Expanding Role Of Nurse Practitioners: Good Or Bad For Patients?


With a shortage of primary care physicians, 28 states, including New York, are considering expanding the authority of nurse practitioners. Nurse practitioners are registered nurses with an advanced degree in nursing and they want the power to practice without a physician’s supervision or collaboration, prescribe narcotic medications and be called “Doctor”.

The American Medical Association, which supported the national health care reform legislation, believes that a doctor shortage is not reason to put nurses in charge and endanger patients. Nurse practitioners, on the other hand, say there is no danger and that they are as highly trained and as skilled as doctors. In some states, nurse practitioners with a doctorate in nursing practice cannot use the title, “Doctor”, but most states allow it.

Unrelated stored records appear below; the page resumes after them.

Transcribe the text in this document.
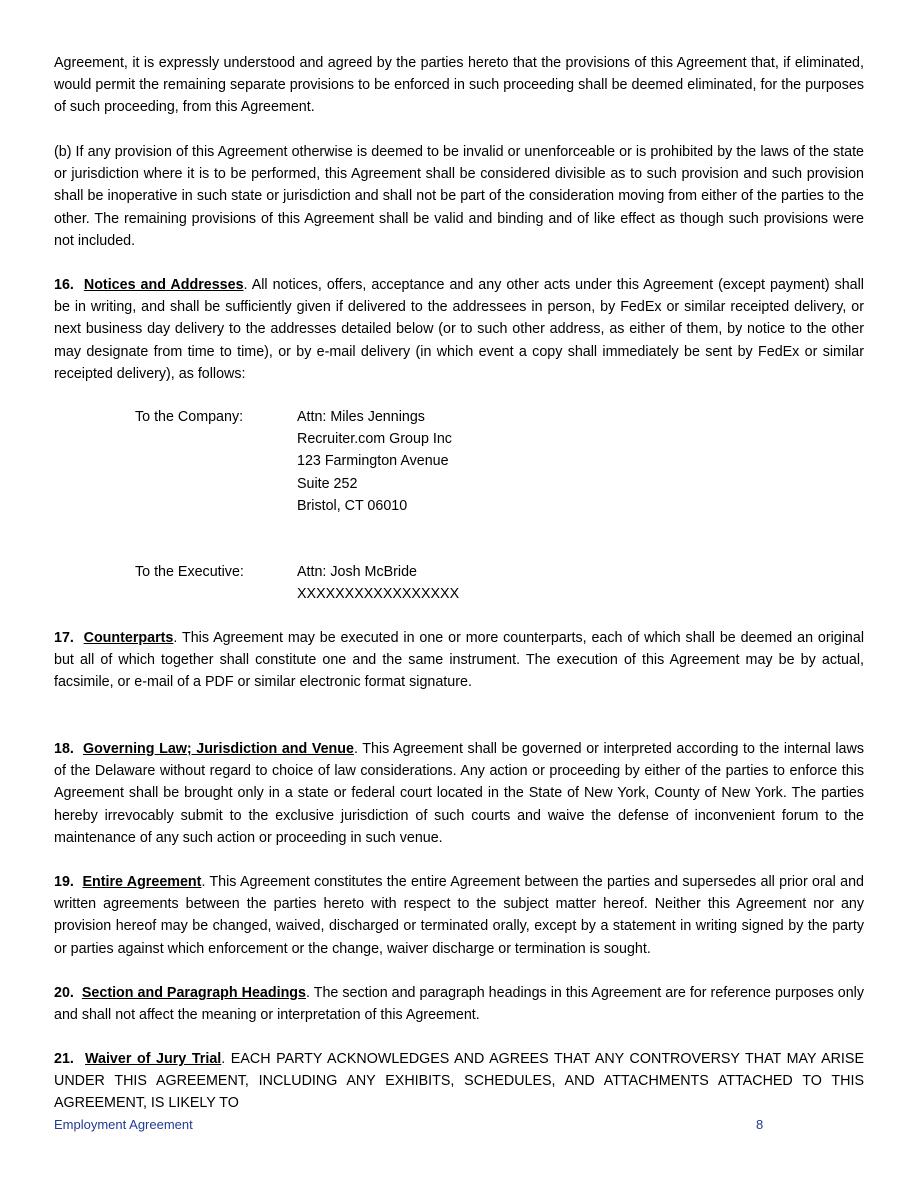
Agreement, it is expressly understood and agreed by the parties hereto that the provisions of this Agreement that, if eliminated, would permit the remaining separate provisions to be enforced in such proceeding shall be deemed eliminated, for the purposes of such proceeding, from this Agreement.

(b) If any provision of this Agreement otherwise is deemed to be invalid or unenforceable or is prohibited by the laws of the state or jurisdiction where it is to be performed, this Agreement shall be considered divisible as to such provision and such provision shall be inoperative in such state or jurisdiction and shall not be part of the consideration moving from either of the parties to the other. The remaining provisions of this Agreement shall be valid and binding and of like effect as though such provisions were not included.

16. Notices and Addresses. All notices, offers, acceptance and any other acts under this Agreement (except payment) shall be in writing, and shall be sufficiently given if delivered to the addressees in person, by FedEx or similar receipted delivery, or next business day delivery to the addresses detailed below (or to such other address, as either of them, by notice to the other may designate from time to time), or by e-mail delivery (in which event a copy shall immediately be sent by FedEx or similar receipted delivery), as follows:

To the Company:	Attn: Miles Jennings
Recruiter.com Group Inc
123 Farmington Avenue
Suite 252
Bristol, CT 06010
To the Executive:	Attn: Josh McBride
XXXXXXXXXXXXXXXXX

17. Counterparts. This Agreement may be executed in one or more counterparts, each of which shall be deemed an original but all of which together shall constitute one and the same instrument. The execution of this Agreement may be by actual, facsimile, or e-mail of a PDF or similar electronic format signature.

18. Governing Law; Jurisdiction and Venue. This Agreement shall be governed or interpreted according to the internal laws of the Delaware without regard to choice of law considerations. Any action or proceeding by either of the parties to enforce this Agreement shall be brought only in a state or federal court located in the State of New York, County of New York. The parties hereby irrevocably submit to the exclusive jurisdiction of such courts and waive the defense of inconvenient forum to the maintenance of any such action or proceeding in such venue.

19. Entire Agreement. This Agreement constitutes the entire Agreement between the parties and supersedes all prior oral and written agreements between the parties hereto with respect to the subject matter hereof. Neither this Agreement nor any provision hereof may be changed, waived, discharged or terminated orally, except by a statement in writing signed by the party or parties against which enforcement or the change, waiver discharge or termination is sought.

20. Section and Paragraph Headings. The section and paragraph headings in this Agreement are for reference purposes only and shall not affect the meaning or interpretation of this Agreement.

21. Waiver of Jury Trial. EACH PARTY ACKNOWLEDGES AND AGREES THAT ANY CONTROVERSY THAT MAY ARISE UNDER THIS AGREEMENT, INCLUDING ANY EXHIBITS, SCHEDULES, AND ATTACHMENTS ATTACHED TO THIS AGREEMENT, IS LIKELY TO

Employment Agreement	8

Will expanding the role of nurse practitioners be good for patients? Generally, nurse practitioners are acceptable medical providers for routine and common illnesses, but it is not acceptable for a nurse practitioner to provide care to a patient suffering from a complex medical condition or a potentially life-threatening condition.

I handled a case where a 48 year old male, Client “Z”, had a three month history of a fever of unknown origin and an unexplained weight loss of 20 pounds. Client “Z” sought treatment on a number of occasions over a three month period from his primary care physician for his symptoms, but he was seen by a nurse practitioner at each visit. Instead of ordering a blood culture, the nurse practitioner simply documented the symptoms and told Client “Z” to take Motrin for his pain. Client “Z” was not seen by his primary care physician on any of the office visits, and his physician did not even review the medical records prepared by the nurse practitioner.

After three months of the same symptoms, Client “Z” succumbed to a massive stroke caused by bacterial endocarditis, an infection in the inner lining of his heart. Had the nurse practitioner ordered a blood culture, as the standard of care required for a fever of unknown origin, the bacterial endocarditis most likely would have been detected and IV antibiotics would have cured the endocarditis. Client “Z” would not have sustained a massive stroke and brain damage had he received the appropriate medical treatment.

The moral of this example is that the nurse practitioner never should have been treating Client “Z”. Client “Z”‘s history of a fever of unknown origin and an unexplained weight loss did not present the common or routine situation that can be handled by a nurse practitioner. Client “Z” should have been seen by his physician, who generally spend four years in undergraduate school, four years in medical school and an additional three years in primary care residency training.

This case illustrates the risks of expanding the role of nurse practitioners. Simply put, a nurse practitioner does not have the medical education, training or experience to handle complicated cases that should be handled by a physician. Unfortunately, many nurse practitioners believe that they are just as qualified as physicians and they see no reason to limit their patient care to uncomplicated or routine cases.